On August 19, the infantry continued to mop up the smaller, isolated pockets of resistance. On August 20 and 21, the 3d Armored Division reassembled for a two-day maintenance and supply period in an area just south of Rânes. The 23d Engineers set up a shower area in a nearby stream. I didn’t give it much thought at the time, but later I realized that my last shower had been on July 1, just before we left Codford, England. It had been fifty days since I’d had a shower! For some of the fellows in CCA who came over before us, it had been more than sixty-five days. Even after we had moved out into the field at Codford, about a month before D day, we still enjoyed the luxury of a shower each night at the nearby Quonset hut lavatory.

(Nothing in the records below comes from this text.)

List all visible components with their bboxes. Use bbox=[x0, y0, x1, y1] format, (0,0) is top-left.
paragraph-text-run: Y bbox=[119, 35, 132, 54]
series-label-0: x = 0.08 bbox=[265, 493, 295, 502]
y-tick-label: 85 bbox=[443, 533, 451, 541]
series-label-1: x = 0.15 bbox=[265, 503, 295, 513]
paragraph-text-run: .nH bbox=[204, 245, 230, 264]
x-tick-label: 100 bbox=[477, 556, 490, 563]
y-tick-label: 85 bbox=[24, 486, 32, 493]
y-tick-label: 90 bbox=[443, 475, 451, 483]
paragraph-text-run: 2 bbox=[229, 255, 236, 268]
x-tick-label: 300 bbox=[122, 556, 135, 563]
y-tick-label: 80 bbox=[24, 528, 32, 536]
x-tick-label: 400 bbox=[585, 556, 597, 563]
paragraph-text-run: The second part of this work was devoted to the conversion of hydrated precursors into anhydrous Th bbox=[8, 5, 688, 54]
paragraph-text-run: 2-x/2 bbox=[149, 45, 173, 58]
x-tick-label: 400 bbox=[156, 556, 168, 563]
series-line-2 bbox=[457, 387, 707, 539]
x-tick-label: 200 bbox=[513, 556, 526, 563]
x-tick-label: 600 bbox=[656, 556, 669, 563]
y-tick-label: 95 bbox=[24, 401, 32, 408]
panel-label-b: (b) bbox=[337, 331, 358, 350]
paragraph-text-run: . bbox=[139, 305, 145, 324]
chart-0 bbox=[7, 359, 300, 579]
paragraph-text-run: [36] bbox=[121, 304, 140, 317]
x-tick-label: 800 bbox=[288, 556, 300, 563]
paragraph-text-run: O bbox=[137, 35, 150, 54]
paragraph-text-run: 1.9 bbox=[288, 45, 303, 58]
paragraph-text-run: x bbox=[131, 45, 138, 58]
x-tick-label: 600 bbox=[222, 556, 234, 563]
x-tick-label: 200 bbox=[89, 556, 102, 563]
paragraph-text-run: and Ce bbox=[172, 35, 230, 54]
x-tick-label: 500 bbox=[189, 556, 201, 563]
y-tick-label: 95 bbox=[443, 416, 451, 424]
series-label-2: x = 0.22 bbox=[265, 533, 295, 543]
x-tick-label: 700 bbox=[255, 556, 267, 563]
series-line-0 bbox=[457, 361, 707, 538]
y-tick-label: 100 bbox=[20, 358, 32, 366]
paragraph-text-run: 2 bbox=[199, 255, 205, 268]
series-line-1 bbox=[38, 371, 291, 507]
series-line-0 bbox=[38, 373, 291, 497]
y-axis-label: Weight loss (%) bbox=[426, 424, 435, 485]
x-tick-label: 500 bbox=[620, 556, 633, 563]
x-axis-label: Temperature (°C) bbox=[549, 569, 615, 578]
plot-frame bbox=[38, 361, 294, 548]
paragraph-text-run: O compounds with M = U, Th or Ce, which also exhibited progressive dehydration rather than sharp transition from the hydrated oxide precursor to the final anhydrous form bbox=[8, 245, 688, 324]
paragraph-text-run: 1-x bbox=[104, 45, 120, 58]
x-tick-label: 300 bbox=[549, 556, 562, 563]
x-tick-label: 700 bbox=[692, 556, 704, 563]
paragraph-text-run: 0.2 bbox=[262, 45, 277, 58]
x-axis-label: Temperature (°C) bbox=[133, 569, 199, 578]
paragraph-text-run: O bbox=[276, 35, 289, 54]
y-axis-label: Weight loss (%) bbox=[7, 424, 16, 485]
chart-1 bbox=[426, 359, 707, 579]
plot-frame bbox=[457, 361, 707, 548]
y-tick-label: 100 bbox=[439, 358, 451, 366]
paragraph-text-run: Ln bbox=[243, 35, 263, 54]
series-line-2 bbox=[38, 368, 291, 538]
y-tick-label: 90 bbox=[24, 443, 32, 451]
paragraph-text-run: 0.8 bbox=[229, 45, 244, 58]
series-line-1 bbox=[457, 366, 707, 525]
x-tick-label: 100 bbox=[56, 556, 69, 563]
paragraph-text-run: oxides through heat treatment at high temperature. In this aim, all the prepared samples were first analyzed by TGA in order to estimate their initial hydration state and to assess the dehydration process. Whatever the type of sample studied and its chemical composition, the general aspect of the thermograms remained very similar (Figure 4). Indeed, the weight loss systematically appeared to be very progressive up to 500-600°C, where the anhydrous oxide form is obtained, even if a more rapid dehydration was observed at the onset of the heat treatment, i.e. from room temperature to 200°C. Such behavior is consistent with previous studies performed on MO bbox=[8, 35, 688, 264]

Personal sanitation in the field is difficult at best. I was able to brush my teeth and wash my face almost daily and shave with cold water every third or fourth day, but I had no change of clothing except clean socks. When my turn for a shower finally came, I took off my helmet, pistol, combat jacket, money belt, regular belt, and combat boots and put them in one pile along with the contents of my pockets. I stripped off my wool shirt, wool trousers, long underwear tops and bottoms, and socks and made a dirty clothes pile next to the shower area. Having worn the same shirt, trousers, and long underwear for fifty-one days, I felt that they were raunchy enough to walk to the pile by themselves.

The quartermaster gave us fresh cakes of soap, and I indulged myself even though the water was ice cold. When we came out of the shower, we were each given a clean olive-drab towel and a new wool shirt, wool pants, socks, and long underwear. We never wore khaki uniforms and always wore long underwear, because in northern Europe the evenings were cool even in summertime.